Summer 1983

I know it was summer because my room was warm and I was wearing shorts. I know it was before my little brother was born because my room was what would become his room but it was still mine.

I don’t believe this happened while my mom was pregnant with him, but I’m not sure I knew enough to know the difference – so this could have been summer of 1984.

I was playing in my room. Either time or minimal (or unknown or even non existent) significance have erased the detail of what it was triggered this incident.

Mom walked in to my room and it was like a darkness had eclipsed the sunlight that normally enveloped my room.

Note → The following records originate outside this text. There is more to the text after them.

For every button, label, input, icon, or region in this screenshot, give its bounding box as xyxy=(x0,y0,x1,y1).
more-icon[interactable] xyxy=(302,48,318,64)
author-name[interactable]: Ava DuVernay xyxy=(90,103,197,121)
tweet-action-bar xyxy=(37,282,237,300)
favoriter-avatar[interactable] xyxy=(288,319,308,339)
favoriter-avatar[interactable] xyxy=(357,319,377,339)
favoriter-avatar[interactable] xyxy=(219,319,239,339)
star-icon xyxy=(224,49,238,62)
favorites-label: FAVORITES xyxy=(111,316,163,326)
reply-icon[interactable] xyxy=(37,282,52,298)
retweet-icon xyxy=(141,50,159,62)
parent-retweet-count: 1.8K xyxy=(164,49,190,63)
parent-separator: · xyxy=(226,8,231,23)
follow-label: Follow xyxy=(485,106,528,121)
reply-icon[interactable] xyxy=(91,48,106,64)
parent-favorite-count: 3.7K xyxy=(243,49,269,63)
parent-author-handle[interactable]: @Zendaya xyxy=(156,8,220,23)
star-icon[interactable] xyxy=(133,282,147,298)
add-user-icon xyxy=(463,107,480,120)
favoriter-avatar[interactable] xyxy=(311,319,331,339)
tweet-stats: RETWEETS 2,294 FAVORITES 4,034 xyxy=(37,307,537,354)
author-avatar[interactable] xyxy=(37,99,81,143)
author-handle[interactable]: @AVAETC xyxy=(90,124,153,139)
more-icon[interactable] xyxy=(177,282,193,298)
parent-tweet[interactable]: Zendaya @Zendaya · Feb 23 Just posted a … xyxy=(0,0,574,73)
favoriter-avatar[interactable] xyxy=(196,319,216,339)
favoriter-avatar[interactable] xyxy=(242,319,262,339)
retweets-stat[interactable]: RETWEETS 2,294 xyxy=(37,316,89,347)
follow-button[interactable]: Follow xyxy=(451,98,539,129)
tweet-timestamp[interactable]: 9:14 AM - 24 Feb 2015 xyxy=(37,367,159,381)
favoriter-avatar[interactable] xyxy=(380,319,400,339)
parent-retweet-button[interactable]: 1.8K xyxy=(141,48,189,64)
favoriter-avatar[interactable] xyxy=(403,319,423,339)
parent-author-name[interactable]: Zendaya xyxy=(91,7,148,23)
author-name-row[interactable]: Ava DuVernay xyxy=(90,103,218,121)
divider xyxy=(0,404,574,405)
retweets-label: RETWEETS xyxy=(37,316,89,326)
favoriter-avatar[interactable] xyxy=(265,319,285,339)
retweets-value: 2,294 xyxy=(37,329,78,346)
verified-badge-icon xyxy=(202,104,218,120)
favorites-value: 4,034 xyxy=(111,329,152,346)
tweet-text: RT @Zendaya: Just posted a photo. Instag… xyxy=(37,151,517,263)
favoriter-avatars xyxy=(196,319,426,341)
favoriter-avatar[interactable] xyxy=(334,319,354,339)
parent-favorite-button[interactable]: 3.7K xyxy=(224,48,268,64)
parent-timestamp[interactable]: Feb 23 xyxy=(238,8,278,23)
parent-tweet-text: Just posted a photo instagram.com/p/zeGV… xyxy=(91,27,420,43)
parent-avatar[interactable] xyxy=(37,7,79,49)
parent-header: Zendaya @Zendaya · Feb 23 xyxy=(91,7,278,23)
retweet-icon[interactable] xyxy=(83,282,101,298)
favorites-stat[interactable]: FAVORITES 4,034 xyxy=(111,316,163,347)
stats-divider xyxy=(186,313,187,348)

I knew, even then, that there was a difference–a staleness–in the air. The feeling I connect to when I think about my bedroom is overwhelming happiness. Sunshine, warmth, safety.

This difference was taking all of the oxygen out of the room.

I was playing on the floor in the middle of my room, as I often did.

I noticed The Difference as she entered my room.

She started angrily shuffling things around in my room, muttering something. It did not seem directed at me so I did not engage in conversation.

I also didn’t move out of her way.

In one smooth motion she grabbed me by the arm and I felt the weight of my body leave me.

The next thing I knew I was on the floor, on my back, and I couldn’t breathe.

It all happened so fast and unexpectedly–and unpredictably–that I couldn’t comprehend what had even happened.

I could see her face.

There was so much rage on it.

But I couldn’t breathe. I squawked to make as much sound as I could to draw attention to my situation while I gasped for air.

She looked down at me.

I know I was expecting to see sympathy, but there was none.

She reached down with both hands, her long nails digging in to my sides.

Again, in what seemed like one smooth instantaneous motion–WHAM!

Down on the floor again.

I was only beginning to catch my breath from the first time, this second body slam took my 3-year-old lungs back to zero.

I squawked, helplessly. Writhing, wriggling, pleading with my face.

She turned and refocused her energy on Whatever It Was.

Tears rolled down my cheeks and as I could start to take small breaths I bellowed, “I”, “Can’t”, “Breathe”.

I distinctly remember thinking and believing that if she knew that I couldn’t breathe her behavior would change. This felt serious! She must not have known that I couldn’t breathe.

Her attention snapped back in to focus on me.

“You can’t breathe?”

Her face and the tone of which she replied did not match what I felt was the gravity of my situation.

“I can’t breathe!” I managed to connect in one breath.

I was panicking. Would I ever be able to breathe normally again? Was I dying?

She came after me again, astonishingly still filled with rage.

I knew what to expect this time. I closed my eyes hard, pressing my chin in to my chest in preparation, pulling my body in to a ball.

She picked me up, again, her nails digging in to me, despite my will to make myself as heavy as I could, I felt my body leave the floor and then again–WHAM! Instantly back to the floor, and I was flat on my back again.

I must have been able to make some sort of noise or the general commotion captured the attention of my big brother Frank.

I spread out again on to my back, crying between tiny gasps of air on the floor, desperate to breathe–to live.

I don’t recall the detail of the argument that transpired between the two of them but they were yelling at each other. What ever words did exchange resulted in her chasing him down the hall and then down the stairs.

As soon as I could recover enough breath to do so, I got up, closed my door, and hid under my bed.

The feelings I can connect to were fear and confusion.


This is one of those stories that I have difficulty telling.

When my children were each this age, and as a full grown adult myself, I could not imagine repeating those same actions.

I was a tiny kid. I would have weighed 25 pounds max.

Writing this now I definitely am astonished at my own disconnection of myself to what happened.

Were my own kids to tell me such a thing occurred to them I would be seeking blood. Even my own brothers–if this were their story I would be so mad I wouldn’t be able to see or think straight.

When I think about it from my own perspective, I am not.

I have so deeply compartmentalized and disconnected myself from what happened that I can’t really see it any other way, besides connecting to my childhood feelings of confusion and fear.

I can remember exactly how it felt to not be able to breathe.

She could have killed me.

Somehow I have blurred the lines between right and wrong and settled on “It’s ok that that happened to me.”

Because I did not die, I lived?

Because it did not seem personal, she was in a fit of rage?

Is it even plausible that I could have had that figured out about people–about her–at such a young age?

I was there. I felt, and experienced all of it and yet–I am not mad that this happened on my own behalf. Then, or even now. And never have been.

Completely removing myself and looking back at it outside myself, that seems odd.